Ann Bracegirdle as Semernia. |
Behn sets up these two women as foils for one another. Ranter, though low-born and coarse, finds money and love in the colonies. Her cross-dressing serves the purpose of literalizing her manly ambitions and mannerisms, while also, as we might surmise by Daring's desire to wed her while she is still in breeches, showing off the actress's body to advantage on stage. The figure of Semernia, by contrast, suffers through her contact with the English and her ultimate fate stands in for the fate of most of the New World Indians in the 17th and 18th centuries. Cross-dressing becomes not only the way to make these women mirrors of each other, but also to question issues of gender normativity, race, class, and imperialism.

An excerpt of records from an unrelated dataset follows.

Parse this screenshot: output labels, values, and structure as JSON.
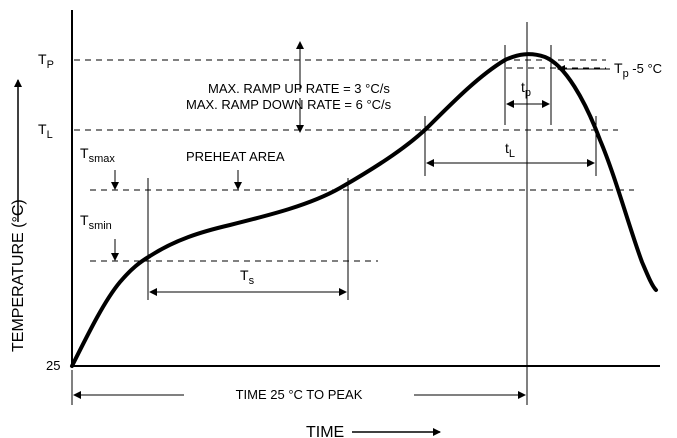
{
  "axes": {
    "y_label": "TEMPERATURE (°C)",
    "x_label": "TIME",
    "origin_label": "25"
  },
  "levels": {
    "tp": {
      "main": "T",
      "sub": "P"
    },
    "tl": {
      "main": "T",
      "sub": "L"
    },
    "tsmax": {
      "main": "T",
      "sub": "smax"
    },
    "tsmin": {
      "main": "T",
      "sub": "smin"
    }
  },
  "annotations": {
    "ramp_up": "MAX. RAMP UP RATE = 3 °C/s",
    "ramp_down": "MAX. RAMP DOWN RATE = 6 °C/s",
    "preheat": "PREHEAT AREA",
    "tp_minus5": "T",
    "tp_minus5_sub": "p",
    "tp_minus5_tail": " -5 °C",
    "time_to_peak": "TIME 25 °C TO PEAK",
    "ts": {
      "main": "T",
      "sub": "s"
    },
    "tl_span": {
      "main": "t",
      "sub": "L"
    },
    "tp_span": {
      "main": "t",
      "sub": "p"
    }
  }
}
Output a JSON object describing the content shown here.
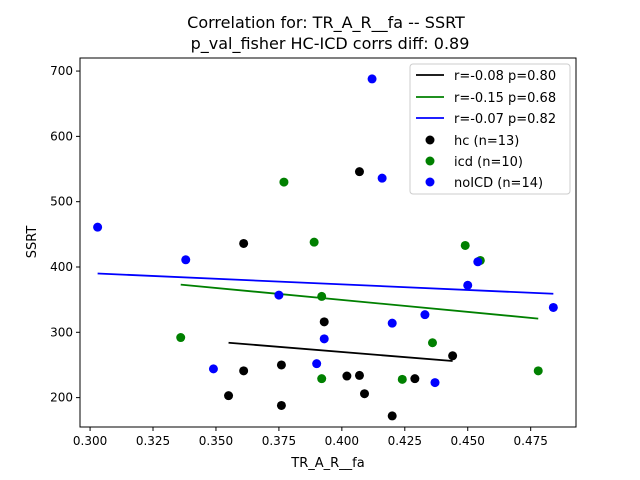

Thus, while many Restoration and eighteenth-century plays put actresses in breeches either in breeches roles or in travesty parts (where an actress would play a male role), Behn's is one of very few (perhaps the only?) to portray a woman of color cross-dressing. One of the play's central themes is that of identity, and while cross-dressing proves one avenue for changing or asserting one's identity, the conclusion seems to suggest that the clothes one wears can never truly change one's essence.